Does the issue of a distinct 'interacting Hilbert space' occur in nonrelativistic single particle QM? In relativistic QFT, Haag's theorem states that the Hilbert space of an interacting theory is generally not the same as the Hilbert space of the associated free theory. 
I thought this wasn't a problem in nonrelativistic QFT or nonrelativistic QM. For example, the Hilbert space for a single spinless particle should just be $L^2(\mathbb{R}^3)$ no matter what the interactions are. However, in the comments in this question, it is claimed that even in the context of single particle nonrelativistic QM, the interacting Hilbert space can be different! 
Is this claim correct? If so, can one give a concrete example where this happens? 
 A: Haag's theorem is about degrees of freedom. More precisely, about the fact that a quantum theory with an infinite number of degrees of freedom is either free or ill-defined. In this sense, you would only encounter it in QFT, either relativistic or non-relativistic. You cannot clash with Haag's result if you are studying the Dirac equation for a finite number of particles; and you will clash with it if you are studying the Schrödinger field. Haag's theorem has little to do with whether the system is relativistic or not; it has to do with the number of degrees of freedom in it.
As for a concrete example we will follow Itzykson and Zuber. Let us consider a lattice of $N$ half-integers spins. The phase-space variables are $\vec\sigma(i)$, where $i$ labels the site on the lattice. We label the states through their eigenvalue under $\sigma_3(i)$:
$$
|\pm\pm\cdots\pm\rangle
$$
which are generated by the action of the $\sigma_-$ upon the vacuum
$$|0\rangle=|++\cdots+\rangle
$$
We can make the unitary transformation $\vec\tau(i)\equiv U^\dagger(\theta) \vec\sigma(i)U(\theta)$, with
$$
U=\exp\left[i\frac{\theta}{2}\sum_{j=1}^N\sigma_2(j)\right]
$$
under which
$$
\begin{aligned}
\tau_1&=\sigma_1\cos\theta-\sigma_3\sin\theta\\
\tau_2&=\sigma_2\\
\tau_3&=\sigma_1\sin\theta+\sigma_3\cos\theta
\end{aligned}
$$
The operators $\vec\sigma(i)$ and $\vec\tau(i)$ are unitary equivalent. They satisfy the same algebra (that of $\mathfrak{su}(2)$).

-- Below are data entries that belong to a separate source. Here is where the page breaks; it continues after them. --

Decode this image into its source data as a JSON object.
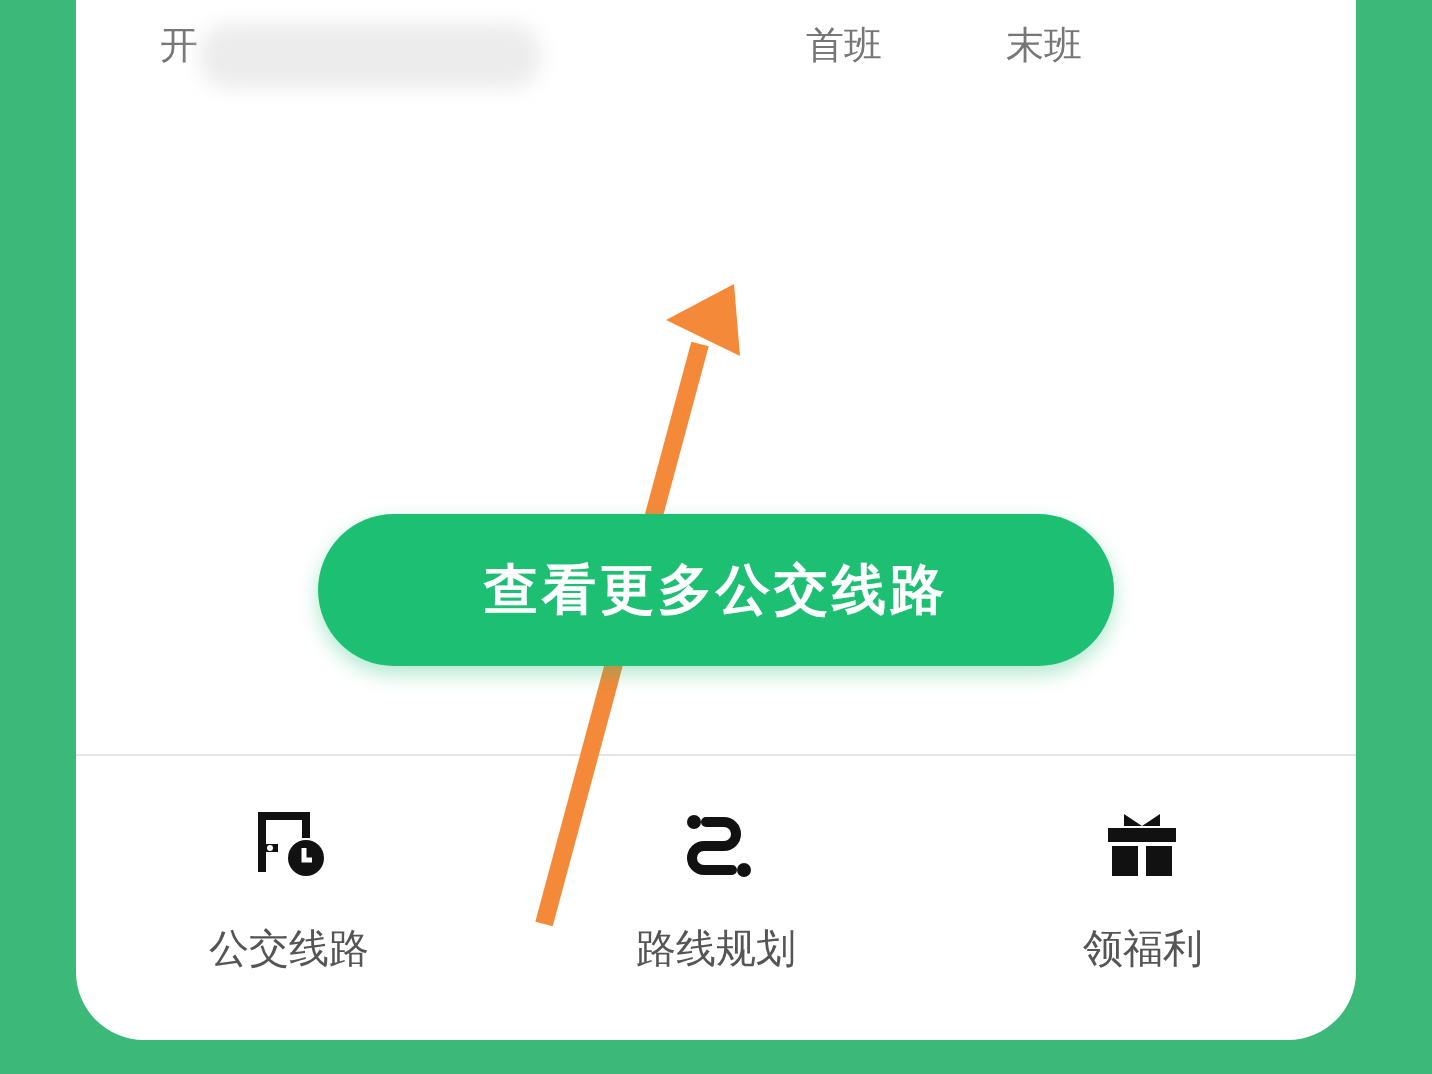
{
  "header": {
    "columns": [
      {
        "label": "开"
      },
      {
        "label": "首班"
      },
      {
        "label": "末班"
      }
    ]
  },
  "more_button": {
    "label": "查看更多公交线路"
  },
  "bottom_nav": [
    {
      "label": "公交线路",
      "kind": "bus"
    },
    {
      "label": "路线规划",
      "kind": "route"
    },
    {
      "label": "领福利",
      "kind": "gift"
    }
  ],
  "annotation": {
    "kind": "arrow"
  }
}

Let us now consider the ground state of $\vec\tau$:
$$
|\theta\rangle=U^\dagger(\theta)|0\rangle
$$
It is straightforward to check that
$$
\langle 0|\theta\rangle=\cos^N\frac\theta2
$$
The main point is the following: We now try to conside the same system, in the limit $N\to\infty$. The Hilbert space of states is constructed from the ground state $|0\rangle$ by the action of a finite number of creation operators $\sigma^-$ (and Cauchy completion). We can perform the same rotation as before,
$$
\begin{aligned}
\tau_1&=\sigma_1\cos\theta-\sigma_3\sin\theta\\
\tau_2&=\sigma_2\\
\tau_3&=\sigma_1\sin\theta+\sigma_3\cos\theta
\end{aligned}
$$
and ask ourselves if the $\vec\tau$'s are unitary equivalent to the $\vec\sigma$'s. For one thing, they satisfy the same algebra, and as such, they physically represent the same system.
To see that no such unitary transformation can exist, we note that all the nonrotated states are orthogonal to the rotated ones. For example, $\langle 0|\theta\rangle\to0$ in the $N\to\infty$ limit. Other states are orthogonal to the nonrotated vacuum as well, $\langle 0|\theta,i\rangle=0$ where $i\in\mathbb N$ labels the different rotated states, with $i=0$ corresponding to the rotated vacuum.
These vectors being orthogonal implies that there is no unitary transformation $\vec\tau =U^\dagger(\theta)\vec\sigma U(\theta)$ such that $|\theta\rangle=U(\theta)|0\rangle$. Indeed, assume that such an operator exists, and write
\begin{equation}
1=\langle 0|U U^\dagger|0\rangle=\sum_{i\in\mathbb N}\langle 0|U|i\rangle\langle i|U^\dagger|0\rangle=0
\end{equation}
a contradiction. Thus, no such $U$ exists, despite the fact that the systems are physically equivalent.
The take-home message is that in theories with an infinite number of degrees of freedom, physically equivalent observables are not necessarily unitary equivalent.